What was the number of records exposed in the most significant breach?
Number of Records Exposed in Most Significant Breach: The number of records exposed in the most significant breach was 123.5M.
Lessons Learned and Recommendations
What was the most significant lesson learned from past incidents?
Most Significant Lesson Learned: The most significant lesson learned from past incidents was The need for higher cybersecurity standards within critical infrastructure sectors.
What was the most significant recommendation implemented to improve cybersecurity?
Most Significant Recommendation Implemented: The most significant recommendation implemented to improve cybersecurity was Implement basic cyber defenses and enforce cyber risk-management planning..
References
What is the most recent source of information about an incident?
Most Recent Source: The most recent source of information about an incident is AT&T Data Breach.
Initial Access Broker
What was the most recent entry point used by an initial access broker?
Most Recent Entry Point: The most recent entry point used by an initial access broker was an Dark Web File-Sharing Site.
What Do We Measure?
Every week, Rankiteo analyzes billions of signals to give organizations a sharper, faster view of emerging risks. With deeper, more actionable intelligence at their fingertips, security teams can outpace threat actors, respond instantly to Zero-Day attacks, and dramatically shrink their risk exposure window.
These are some of the factors we use to calculate the overall score:
Identify exposed access points, detect misconfigured SSL certificates, and uncover vulnerabilities across the network infrastructure.

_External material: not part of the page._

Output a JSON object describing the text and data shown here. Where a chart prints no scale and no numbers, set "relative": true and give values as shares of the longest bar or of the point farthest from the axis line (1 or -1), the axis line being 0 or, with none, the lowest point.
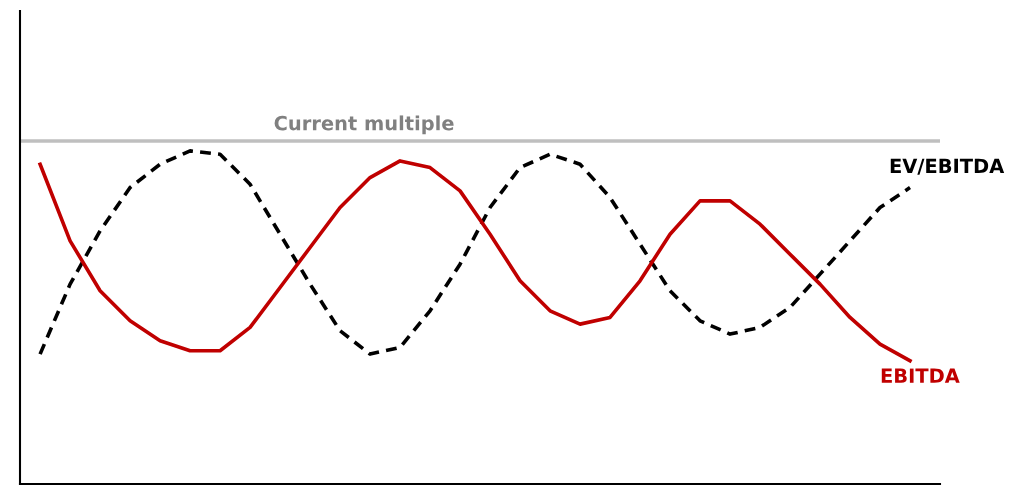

Gain visibility into the software components used within an organization to detect vulnerabilities, manage risk, and ensure supply chain security.
Monitor and manage all IT assets and their configurations to ensure accurate, real-time visibility across the company's technology environment.
Leverage real-time insights on active threats, malware campaigns, and emerging vulnerabilities to proactively defend against evolving cyberattacks.